A confused stile, and a disturbed method, is fittest to discourse of our miserie.
I was at dinner last night withone of my oldest friends. We go back almost 50 years. She had found recordings made by a duo/trio of local folk-singers back in the early to mid '60s, to which we listened raptly, recollecting the 'good times' when we'd been present as the guys performed, often merely at the dozens of parties that characterized our crowd in those days.it was a freekin time-machine...
What was the group's name, if you don't mind my asking?

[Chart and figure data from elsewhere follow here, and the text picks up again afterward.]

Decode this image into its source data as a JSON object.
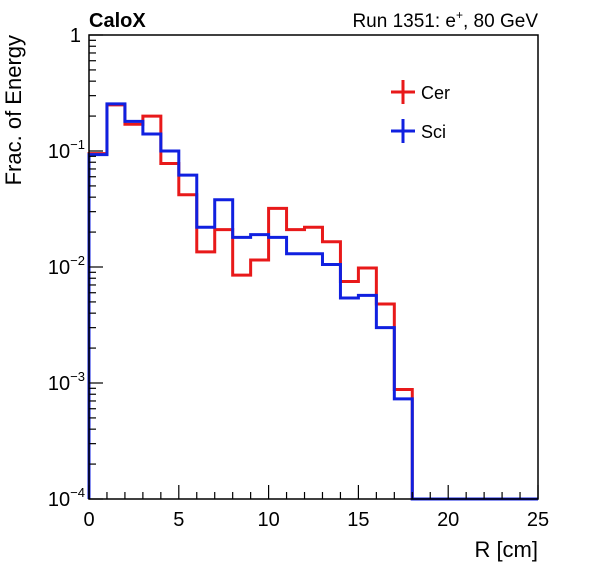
{
  "header": {
    "experiment": "CaloX",
    "run_label": "Run 1351: e",
    "run_superscript": "+",
    "run_suffix": ", 80 GeV"
  },
  "colors": {
    "cer": "#e8191a",
    "sci": "#1020e0",
    "axis": "#000000"
  },
  "chart_data": {
    "type": "line",
    "style": "step-histogram",
    "xlabel": "R [cm]",
    "ylabel": "Frac. of Energy",
    "xlim": [
      0,
      25
    ],
    "ylim": [
      0.0001,
      1
    ],
    "yscale": "log",
    "grid": false,
    "legend_position": "top-right",
    "x_ticks": [
      0,
      5,
      10,
      15,
      20,
      25
    ],
    "y_ticks": [
      {
        "value": 1,
        "base": "1",
        "exp": ""
      },
      {
        "value": 0.1,
        "base": "10",
        "exp": "−1"
      },
      {
        "value": 0.01,
        "base": "10",
        "exp": "−2"
      },
      {
        "value": 0.001,
        "base": "10",
        "exp": "−3"
      },
      {
        "value": 0.0001,
        "base": "10",
        "exp": "−4"
      }
    ],
    "bin_edges": [
      0,
      1,
      2,
      3,
      4,
      5,
      6,
      7,
      8,
      9,
      10,
      11,
      12,
      13,
      14,
      15,
      16,
      17,
      18,
      19,
      20,
      21,
      22,
      23,
      24,
      25
    ],
    "series": [
      {
        "name": "Cer",
        "color_key": "cer",
        "values": [
          0.095,
          0.25,
          0.17,
          0.2,
          0.078,
          0.042,
          0.0135,
          0.021,
          0.0085,
          0.0115,
          0.032,
          0.021,
          0.022,
          0.0165,
          0.0075,
          0.0098,
          0.0048,
          0.00088,
          0.0001,
          0.0001,
          0.0001,
          0.0001,
          0.0001,
          0.0001,
          0.0001
        ]
      },
      {
        "name": "Sci",
        "color_key": "sci",
        "values": [
          0.093,
          0.255,
          0.18,
          0.14,
          0.1,
          0.062,
          0.022,
          0.038,
          0.018,
          0.019,
          0.018,
          0.013,
          0.013,
          0.0105,
          0.0054,
          0.0057,
          0.003,
          0.00073,
          0.0001,
          0.0001,
          0.0001,
          0.0001,
          0.0001,
          0.0001,
          0.0001
        ]
      }
    ]
  }
}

Wow. Lovely. (A word I seldom use.)As a guy whose vocal range is about a minor 6th, and awkwardly pitched somewhere short of the treble clef, I'm impressed with the high notes.Here are the lyrics.http://www.ireland-information.com/irishmusic/downbythesallygardens.shtmlJzB the Irish (only in me mither's side) trombonist
What was the group's name, if you don't mind my asking?i dunno of they had a "name" as a group. The guitar-player was (still is) named Lewie Wickham. He and his brother, Hank, went on to have a modest recording career. The vocalist is/was Dick Wilson. Another sometime member of the group was/is Jim Sturdevant...They were coffee-house 'beats', half-a-generation older than I, who sang 'folk-songs' and 'hootenanny' material...
They were coffee-house 'beats', half-a-generation older than I, who sang 'folk-songs' and 'hootenanny' material...There's getting to be a very wide interest in folk music these days as well, among people who are about half my age. For some reason, I think it's a good sign, politically.